A Hybrid Deep Learning Model Based on Local and Global Features for Amazon Product Reviews: An Optimal ALBERT-Cascade CNN Approach


Creative Commons License

Abbas I. M., Atacak İ., Toklu S., Barışçı N., Doğru İ. A.

Applied Sciences, cilt.16, sa.1, ss.1-22, 2025 (SCI-Expanded, Scopus)

  • Yayın Türü: Makale / Tam Makale
  • Cilt numarası: 16 Sayı: 1
  • Basım Tarihi: 2025
  • Doi Numarası: 10.3390/app16010025
  • Dergi Adı: Applied Sciences
  • Derginin Tarandığı İndeksler: Scopus, Science Citation Index Expanded (SCI-EXPANDED)
  • Sayfa Sayıları: ss.1-22
  • Açık Arşiv Koleksiyonu: AVESİS Açık Erişim Koleksiyonu
  • Gazi Üniversitesi Adresli: Evet

Özet

Natural Language Processing (NLP) is a valuable technology and business topic as it helps turn data into useful information with the spread of digital information.
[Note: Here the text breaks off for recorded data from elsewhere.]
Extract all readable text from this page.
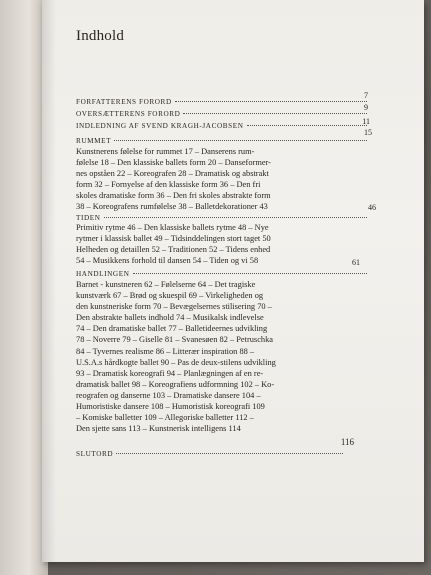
Indhold
FORFATTERENS FORORD
7
OVERSÆTTERENS FORORD
9
INDLEDNING AF SVEND KRAGH-JACOBSEN	11
RUMMET
15
Kunstnerens følelse for rummet 17 – Danserens rum-
følelse 18 – Den klassiske ballets form 20 – Danseformer-
nes opståen 22 – Koreografen 28 – Dramatisk og abstrakt
form 32 – Fornyelse af den klassiske form 36 – Den fri
skoles dramatiske form 36 – Den fri skoles abstrakte form
38 – Koreografens rumfølelse 38 – Balletdekorationer 43
TIDEN
46
Primitiv rytme 46 – Den klassiske ballets rytme 48 – Nye
rytmer i klassisk ballet 49 – Tidsinddelingen stort taget 50
Helheden og detaillen 52 – Traditionen 52 – Tidens enhed
54 – Musikkens forhold til dansen 54 – Tiden og vi 58
HANDLINGEN
61
Barnet - kunstneren 62 – Følelserne 64 – Det tragiske
kunstværk 67 – Brød og skuespil 69 – Virkeligheden og
den kunstneriske form 70 – Bevægelsernes stilisering 70 –
Den abstrakte ballets indhold 74 – Musikalsk indlevelse
74 – Den dramatiske ballet 77 – Balletideernes udvikling
78 – Noverre 79 – Giselle 81 – Svanesøen 82 – Petruschka
84 – Tyvernes realisme 86 – Litterær inspiration 88 –
U.S.A.s hårdkogte ballet 90 – Pas de deux-stilens udvikling
93 – Dramatisk koreografi 94 – Planlægningen af en re-
dramatisk ballet 98 – Koreografiens udformning 102 – Ko-
reografen og danserne 103 – Dramatiske dansere 104 –
Humoristiske dansere 108 – Humoristisk koreografi 109
– Komiske balletter 109 – Allegoriske balletter 112 –
Den sjette sans 113 – Kunstnerisk intelligens 114
SLUTORD
116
Nevertheless, there are some difficulties in its use, including the language’s complexity and the data quality. To address these challenges, in this study, the researchers first performed a series of ablation experiments on 14 models derived from various variations in Deep Learning (DL) methods, including A Lite BERT (ALBERT) together with Convolutional Neural Networks (CNNs), Long Short-Term Memory (LSTM), Bidirectional LSTM (BiLSTM), Max Pooling layer, and attention mechanism. Subsequently, they proposed an ALBERT-cascaded CNN hybrid model as an effective method to overcome the related challenges by evaluating the performance results obtained from these models. In the proposed model, a transformer architecture with parallel processing capability for both word and subword tokenization is used in addition to creating contextualized word embeddings. Local and global feature extraction was also performed using two 1-D CNN blocks before classification to improve the model performance. The model was optimized using an advanced hyperparameter optimization tool called OPTUNA. The findings of the experiment conducted with the proposed model were obtained based on Amazon Fashion 2023 data under 5-fold cross-validation conditions. The experimental results demonstrate that the proposed hybrid model exhibits good performance with average scores of 0.9308 (accuracy), 0.9296 (F1 score), 0.9412 (precision), 0.9182 (recall), and 0.9797 (AUC) in the validation dataset, and scores of 0.9313, 0.9305, 0.9414, 0.9199, and 0.9800 in the test dataset. In addition, comparisons of the model with models in studies using similar datasets support the experimental results and reveal that it can be used as a competitive approach for solving the problems encountered in the NLP field.